Hatiku untukmu seperti hatimu yang kau berikan untukku. Cinta menembus segala batas, bahkan melewati sebelas dimensi. Sebuah pertemanan aku coba ukir, agar setiap kita bisa menyebutnya: ABADI.
Suatu hari aku berkata, “hatiku sedang retak.”
Dia gaduh. Bertanya. Memintaku buka suara. Aku heran, kenapa malah dia yang menangis. Dia yang membuang semesta air mata dari kedua bola matanya yang indah. Memintaku untuk bersuara, ada kisah apa di balik hati yang menjadi bongkah.
Aku diam. Bungkam. Memilih untuk menyimpan.
Dia masih menangis. Aku tidak kuat. Terutama saat bilang benci. Dia benci saat aku terluka, mungkin lebih besar dari perasaanku yang senang saat melihatnya bahagia. Aku pun tak kuat.

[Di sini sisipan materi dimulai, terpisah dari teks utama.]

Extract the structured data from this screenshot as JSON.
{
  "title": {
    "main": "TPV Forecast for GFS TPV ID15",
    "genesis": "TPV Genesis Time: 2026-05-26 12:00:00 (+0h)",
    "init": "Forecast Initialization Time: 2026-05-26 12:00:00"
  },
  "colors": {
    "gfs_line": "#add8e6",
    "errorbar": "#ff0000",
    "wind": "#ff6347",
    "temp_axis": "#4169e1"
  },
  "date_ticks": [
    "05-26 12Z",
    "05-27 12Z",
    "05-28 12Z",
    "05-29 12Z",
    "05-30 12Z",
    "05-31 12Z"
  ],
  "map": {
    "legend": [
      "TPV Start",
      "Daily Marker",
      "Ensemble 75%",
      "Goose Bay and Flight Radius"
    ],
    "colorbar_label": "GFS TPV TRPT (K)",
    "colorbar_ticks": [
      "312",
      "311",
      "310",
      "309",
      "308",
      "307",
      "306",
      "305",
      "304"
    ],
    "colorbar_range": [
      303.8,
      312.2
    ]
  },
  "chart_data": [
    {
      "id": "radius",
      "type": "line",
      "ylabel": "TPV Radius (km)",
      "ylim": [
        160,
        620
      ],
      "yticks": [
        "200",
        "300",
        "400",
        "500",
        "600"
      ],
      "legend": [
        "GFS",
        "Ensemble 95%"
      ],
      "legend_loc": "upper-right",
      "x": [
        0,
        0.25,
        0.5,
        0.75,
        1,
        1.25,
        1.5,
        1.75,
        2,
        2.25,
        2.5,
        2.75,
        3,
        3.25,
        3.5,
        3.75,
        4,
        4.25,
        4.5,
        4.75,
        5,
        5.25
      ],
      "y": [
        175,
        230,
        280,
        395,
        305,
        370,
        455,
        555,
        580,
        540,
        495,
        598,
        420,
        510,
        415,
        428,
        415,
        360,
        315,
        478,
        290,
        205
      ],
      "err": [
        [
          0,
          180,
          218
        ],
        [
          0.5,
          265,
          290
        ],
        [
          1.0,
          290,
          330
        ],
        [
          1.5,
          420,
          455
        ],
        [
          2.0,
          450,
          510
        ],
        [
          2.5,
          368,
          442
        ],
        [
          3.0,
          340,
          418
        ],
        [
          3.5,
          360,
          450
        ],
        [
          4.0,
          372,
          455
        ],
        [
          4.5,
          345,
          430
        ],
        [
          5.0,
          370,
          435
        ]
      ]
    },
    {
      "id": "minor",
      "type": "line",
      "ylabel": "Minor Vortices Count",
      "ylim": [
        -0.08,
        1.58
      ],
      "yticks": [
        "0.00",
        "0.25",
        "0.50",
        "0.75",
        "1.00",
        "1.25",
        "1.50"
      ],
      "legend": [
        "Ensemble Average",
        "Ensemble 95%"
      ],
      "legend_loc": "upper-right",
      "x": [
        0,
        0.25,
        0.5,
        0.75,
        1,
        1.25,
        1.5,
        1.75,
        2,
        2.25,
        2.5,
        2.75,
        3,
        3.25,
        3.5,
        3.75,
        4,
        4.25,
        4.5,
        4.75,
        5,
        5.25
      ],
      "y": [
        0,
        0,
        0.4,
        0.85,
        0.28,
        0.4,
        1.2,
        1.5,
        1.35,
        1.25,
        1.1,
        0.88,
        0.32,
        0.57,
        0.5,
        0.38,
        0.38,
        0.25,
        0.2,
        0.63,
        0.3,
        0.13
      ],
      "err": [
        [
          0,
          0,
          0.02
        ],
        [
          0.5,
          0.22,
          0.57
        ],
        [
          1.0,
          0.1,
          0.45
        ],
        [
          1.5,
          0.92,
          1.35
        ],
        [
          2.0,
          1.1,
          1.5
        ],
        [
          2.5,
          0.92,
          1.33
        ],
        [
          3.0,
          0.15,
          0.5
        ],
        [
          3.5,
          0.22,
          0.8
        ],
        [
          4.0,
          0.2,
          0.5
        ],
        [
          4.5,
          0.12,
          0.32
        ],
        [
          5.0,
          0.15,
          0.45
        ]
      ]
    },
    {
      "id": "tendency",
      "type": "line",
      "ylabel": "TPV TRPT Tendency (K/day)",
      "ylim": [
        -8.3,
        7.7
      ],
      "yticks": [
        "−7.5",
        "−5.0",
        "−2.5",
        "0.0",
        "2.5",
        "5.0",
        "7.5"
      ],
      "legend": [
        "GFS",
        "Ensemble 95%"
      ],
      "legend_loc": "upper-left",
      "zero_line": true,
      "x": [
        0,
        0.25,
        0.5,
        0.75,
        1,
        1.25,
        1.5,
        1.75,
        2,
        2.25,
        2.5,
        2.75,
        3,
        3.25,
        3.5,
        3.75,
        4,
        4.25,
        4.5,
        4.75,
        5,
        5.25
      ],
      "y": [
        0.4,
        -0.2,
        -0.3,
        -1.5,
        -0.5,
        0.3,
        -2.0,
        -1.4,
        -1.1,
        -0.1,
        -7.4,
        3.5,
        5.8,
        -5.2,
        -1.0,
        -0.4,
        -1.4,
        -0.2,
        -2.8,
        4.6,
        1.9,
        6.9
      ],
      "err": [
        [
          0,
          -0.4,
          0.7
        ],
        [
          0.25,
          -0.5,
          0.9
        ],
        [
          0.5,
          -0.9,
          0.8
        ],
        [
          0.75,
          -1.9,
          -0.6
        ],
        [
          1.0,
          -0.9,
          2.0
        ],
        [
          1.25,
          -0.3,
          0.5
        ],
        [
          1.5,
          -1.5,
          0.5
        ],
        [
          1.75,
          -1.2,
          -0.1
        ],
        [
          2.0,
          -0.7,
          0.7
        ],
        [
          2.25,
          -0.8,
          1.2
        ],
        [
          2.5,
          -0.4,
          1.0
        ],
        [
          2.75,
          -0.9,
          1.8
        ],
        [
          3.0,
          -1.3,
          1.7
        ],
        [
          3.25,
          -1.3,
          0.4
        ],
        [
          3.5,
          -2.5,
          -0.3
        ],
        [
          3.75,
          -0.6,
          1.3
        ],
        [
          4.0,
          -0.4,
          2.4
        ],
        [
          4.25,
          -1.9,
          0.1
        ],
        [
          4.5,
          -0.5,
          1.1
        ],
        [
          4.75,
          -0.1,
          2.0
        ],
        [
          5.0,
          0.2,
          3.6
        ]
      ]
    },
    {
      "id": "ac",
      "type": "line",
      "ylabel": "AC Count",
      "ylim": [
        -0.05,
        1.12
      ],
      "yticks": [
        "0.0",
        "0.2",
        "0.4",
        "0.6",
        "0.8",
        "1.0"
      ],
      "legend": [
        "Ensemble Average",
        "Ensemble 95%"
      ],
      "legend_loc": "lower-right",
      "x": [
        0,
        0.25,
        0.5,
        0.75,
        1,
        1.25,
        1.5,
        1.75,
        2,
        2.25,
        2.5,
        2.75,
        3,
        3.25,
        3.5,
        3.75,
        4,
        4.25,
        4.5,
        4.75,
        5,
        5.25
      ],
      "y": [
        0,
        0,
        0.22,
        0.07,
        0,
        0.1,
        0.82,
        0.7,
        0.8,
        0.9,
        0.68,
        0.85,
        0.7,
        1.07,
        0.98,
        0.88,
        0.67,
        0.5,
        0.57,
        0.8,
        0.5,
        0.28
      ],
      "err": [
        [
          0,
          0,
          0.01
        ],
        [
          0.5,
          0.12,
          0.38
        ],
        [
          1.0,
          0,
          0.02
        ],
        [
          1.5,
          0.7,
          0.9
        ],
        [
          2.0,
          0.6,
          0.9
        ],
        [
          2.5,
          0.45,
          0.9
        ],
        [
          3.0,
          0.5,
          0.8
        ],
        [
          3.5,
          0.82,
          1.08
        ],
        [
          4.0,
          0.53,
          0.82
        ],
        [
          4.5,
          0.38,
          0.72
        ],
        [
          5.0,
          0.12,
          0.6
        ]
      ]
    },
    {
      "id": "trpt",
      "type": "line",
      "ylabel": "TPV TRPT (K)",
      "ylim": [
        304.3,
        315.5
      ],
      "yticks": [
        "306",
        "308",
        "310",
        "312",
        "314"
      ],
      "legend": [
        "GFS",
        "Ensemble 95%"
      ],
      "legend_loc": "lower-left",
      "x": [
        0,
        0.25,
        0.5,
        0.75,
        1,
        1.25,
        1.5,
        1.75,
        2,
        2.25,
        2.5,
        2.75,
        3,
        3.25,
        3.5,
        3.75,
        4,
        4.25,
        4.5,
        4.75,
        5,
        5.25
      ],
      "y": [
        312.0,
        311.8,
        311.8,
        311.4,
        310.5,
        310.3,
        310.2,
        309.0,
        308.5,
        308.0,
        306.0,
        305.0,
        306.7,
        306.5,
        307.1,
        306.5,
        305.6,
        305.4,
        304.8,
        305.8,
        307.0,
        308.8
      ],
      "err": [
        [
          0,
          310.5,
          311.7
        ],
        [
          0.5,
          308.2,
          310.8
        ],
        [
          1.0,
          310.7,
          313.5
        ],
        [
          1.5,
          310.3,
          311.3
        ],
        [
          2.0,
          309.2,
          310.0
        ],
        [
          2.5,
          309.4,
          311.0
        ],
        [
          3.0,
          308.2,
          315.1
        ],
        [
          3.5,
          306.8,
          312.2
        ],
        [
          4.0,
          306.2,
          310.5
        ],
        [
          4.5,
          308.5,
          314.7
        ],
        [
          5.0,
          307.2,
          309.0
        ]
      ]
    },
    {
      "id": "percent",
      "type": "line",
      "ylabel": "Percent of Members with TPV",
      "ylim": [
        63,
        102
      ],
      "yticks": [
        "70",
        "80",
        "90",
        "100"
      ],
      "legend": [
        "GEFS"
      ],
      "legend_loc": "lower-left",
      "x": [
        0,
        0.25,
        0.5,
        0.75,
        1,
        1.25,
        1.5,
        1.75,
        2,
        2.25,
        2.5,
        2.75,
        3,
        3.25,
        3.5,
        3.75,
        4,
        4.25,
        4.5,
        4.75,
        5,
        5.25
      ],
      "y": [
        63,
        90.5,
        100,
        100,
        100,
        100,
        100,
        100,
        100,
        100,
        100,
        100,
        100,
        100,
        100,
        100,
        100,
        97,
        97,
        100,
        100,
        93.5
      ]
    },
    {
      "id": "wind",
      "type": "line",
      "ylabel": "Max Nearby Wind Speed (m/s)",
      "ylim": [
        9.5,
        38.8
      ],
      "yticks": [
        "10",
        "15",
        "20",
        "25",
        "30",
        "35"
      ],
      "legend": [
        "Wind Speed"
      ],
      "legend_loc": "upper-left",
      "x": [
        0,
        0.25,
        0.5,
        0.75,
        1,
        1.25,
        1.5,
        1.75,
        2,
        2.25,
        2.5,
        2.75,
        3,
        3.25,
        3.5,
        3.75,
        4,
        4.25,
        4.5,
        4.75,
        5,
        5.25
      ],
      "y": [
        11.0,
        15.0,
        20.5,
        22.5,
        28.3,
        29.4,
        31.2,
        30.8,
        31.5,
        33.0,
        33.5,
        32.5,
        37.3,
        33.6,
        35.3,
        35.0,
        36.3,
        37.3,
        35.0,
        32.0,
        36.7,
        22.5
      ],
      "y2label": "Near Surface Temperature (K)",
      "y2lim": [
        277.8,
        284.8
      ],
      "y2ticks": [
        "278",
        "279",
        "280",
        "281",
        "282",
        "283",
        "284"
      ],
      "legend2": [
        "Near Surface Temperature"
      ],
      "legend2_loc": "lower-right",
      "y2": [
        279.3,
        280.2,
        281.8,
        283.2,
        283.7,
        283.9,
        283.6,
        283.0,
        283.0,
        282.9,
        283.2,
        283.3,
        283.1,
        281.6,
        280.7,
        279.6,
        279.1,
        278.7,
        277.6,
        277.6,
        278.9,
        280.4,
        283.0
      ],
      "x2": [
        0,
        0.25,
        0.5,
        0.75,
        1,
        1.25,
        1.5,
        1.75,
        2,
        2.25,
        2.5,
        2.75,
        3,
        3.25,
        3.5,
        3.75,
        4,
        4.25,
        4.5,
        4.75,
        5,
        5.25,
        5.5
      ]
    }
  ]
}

Melihatnya menangis aku luluh. Aku masih menyimpan, namun aku katakan kepadanya, “aku butuh hati.”
“Untuk apa?” Tanyanya heran.
“Agar hatiku telah rongsok bisa aku buang,” jawabku.
“Lalu, aku bagaimana?” Dia heran.
“Kita berbagi hati.” Cuma itu yang bisa aku jawab.